More broadly, the Second Report provides some, albeit limited, hope for further action on overly burdensome regulations. In addition to “considering possible reforms of several recent regulations not identified in the June 22 Report [referenced above],” the Second Report states that, in furtherance of the policies prompting this review of regulations, “Treasury and the IRS have initiated a comprehensive review, coordinated by the Treasury Regulatory Reform Task Force, of all tax regulations, regardless of when they were issued.” The goal is to “identify tax regulations that are unnecessary, create undue complexity, impose excessive burdens, or fail to provide clarity and useful guidance.” The Second Report piques our curiosity by reporting that the IRS Office of Chief Counsel has already identified more than 200 regulations for potential revocation. Unfortunately we have to wait for later reports identifying these regulations. Presumably those reports won’t be too much later, though, because the Second Report also states that Treasury and the IRS expect to begin the rulemaking process for revoking these regulations during this fourth quarter of 2017.
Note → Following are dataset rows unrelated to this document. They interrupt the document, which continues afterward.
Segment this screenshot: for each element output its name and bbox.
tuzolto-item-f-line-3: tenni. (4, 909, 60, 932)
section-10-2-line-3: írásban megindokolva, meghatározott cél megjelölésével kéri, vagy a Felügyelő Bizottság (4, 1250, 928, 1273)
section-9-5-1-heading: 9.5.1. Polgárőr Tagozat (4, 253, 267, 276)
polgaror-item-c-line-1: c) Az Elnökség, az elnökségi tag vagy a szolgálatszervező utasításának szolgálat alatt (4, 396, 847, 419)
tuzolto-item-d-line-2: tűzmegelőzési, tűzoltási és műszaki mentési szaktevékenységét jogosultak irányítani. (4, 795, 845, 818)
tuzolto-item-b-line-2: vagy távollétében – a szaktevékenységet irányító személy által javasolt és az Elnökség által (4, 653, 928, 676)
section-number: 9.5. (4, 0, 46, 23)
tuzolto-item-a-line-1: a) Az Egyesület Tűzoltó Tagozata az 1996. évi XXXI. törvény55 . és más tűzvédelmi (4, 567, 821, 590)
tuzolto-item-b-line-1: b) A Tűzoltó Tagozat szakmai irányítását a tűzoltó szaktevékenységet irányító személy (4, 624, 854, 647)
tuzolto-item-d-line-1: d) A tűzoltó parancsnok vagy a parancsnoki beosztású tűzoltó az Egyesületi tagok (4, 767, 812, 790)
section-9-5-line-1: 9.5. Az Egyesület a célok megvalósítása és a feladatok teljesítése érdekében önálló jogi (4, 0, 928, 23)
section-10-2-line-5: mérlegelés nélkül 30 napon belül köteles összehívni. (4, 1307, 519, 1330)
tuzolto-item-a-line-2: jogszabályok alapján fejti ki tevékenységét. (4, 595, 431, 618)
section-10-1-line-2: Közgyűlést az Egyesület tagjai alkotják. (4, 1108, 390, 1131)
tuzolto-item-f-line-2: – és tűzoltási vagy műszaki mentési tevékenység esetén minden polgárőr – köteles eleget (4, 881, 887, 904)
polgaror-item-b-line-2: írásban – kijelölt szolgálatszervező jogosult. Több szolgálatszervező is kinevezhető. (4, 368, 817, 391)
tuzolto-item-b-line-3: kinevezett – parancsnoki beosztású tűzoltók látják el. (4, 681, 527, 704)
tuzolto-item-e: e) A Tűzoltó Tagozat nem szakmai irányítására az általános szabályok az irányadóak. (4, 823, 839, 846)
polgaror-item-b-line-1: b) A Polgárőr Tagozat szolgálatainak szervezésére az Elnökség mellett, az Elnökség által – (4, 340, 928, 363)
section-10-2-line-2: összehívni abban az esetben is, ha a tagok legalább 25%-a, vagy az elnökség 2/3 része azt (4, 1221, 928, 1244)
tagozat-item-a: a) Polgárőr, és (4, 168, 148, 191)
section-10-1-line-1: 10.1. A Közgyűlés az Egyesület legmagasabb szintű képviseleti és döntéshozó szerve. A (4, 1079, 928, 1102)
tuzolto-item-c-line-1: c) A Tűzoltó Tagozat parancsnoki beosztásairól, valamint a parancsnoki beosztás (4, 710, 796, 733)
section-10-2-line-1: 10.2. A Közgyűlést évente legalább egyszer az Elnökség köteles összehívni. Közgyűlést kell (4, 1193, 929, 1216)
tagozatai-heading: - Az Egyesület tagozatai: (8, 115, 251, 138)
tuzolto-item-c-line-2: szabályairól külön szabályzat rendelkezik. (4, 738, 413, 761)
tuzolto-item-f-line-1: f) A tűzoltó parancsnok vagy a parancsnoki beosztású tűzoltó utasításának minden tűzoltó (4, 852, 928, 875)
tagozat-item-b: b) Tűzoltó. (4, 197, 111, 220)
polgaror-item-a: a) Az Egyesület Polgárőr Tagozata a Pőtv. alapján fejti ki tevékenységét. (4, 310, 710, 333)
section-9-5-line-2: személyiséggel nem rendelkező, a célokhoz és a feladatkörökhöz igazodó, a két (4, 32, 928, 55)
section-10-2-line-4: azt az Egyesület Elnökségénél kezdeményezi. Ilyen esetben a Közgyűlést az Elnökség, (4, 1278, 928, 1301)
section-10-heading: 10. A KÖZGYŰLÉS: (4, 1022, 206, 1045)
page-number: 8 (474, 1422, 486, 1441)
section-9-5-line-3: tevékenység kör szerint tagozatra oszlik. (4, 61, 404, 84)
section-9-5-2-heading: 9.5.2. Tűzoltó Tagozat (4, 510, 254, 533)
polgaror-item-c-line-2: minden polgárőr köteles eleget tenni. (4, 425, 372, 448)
Can we expect any of this future activity to affect the large volume of public finance tax regulations? Prior to the action on the Proposed Regulations, I probably would have guessed that the public finance tax regulations don’t have a sufficiently high profile to attract Treasury’s attention. But withdrawal of the Proposed Regulations – one of only two withdrawn regulations — suggests that the review is broad-based and not limited to what might be viewed as high profile regulations. So we are all encouraged to consider the regulations we consult daily with a view to identifying those regulations that, in the words of Executive Order 13789, “impose an undue financial burden on U.S. taxpayers, (ii) add undue complexity to the Federal tax laws, or (iii) exceed the statutory authority of the Internal Revenue Service (IRS).”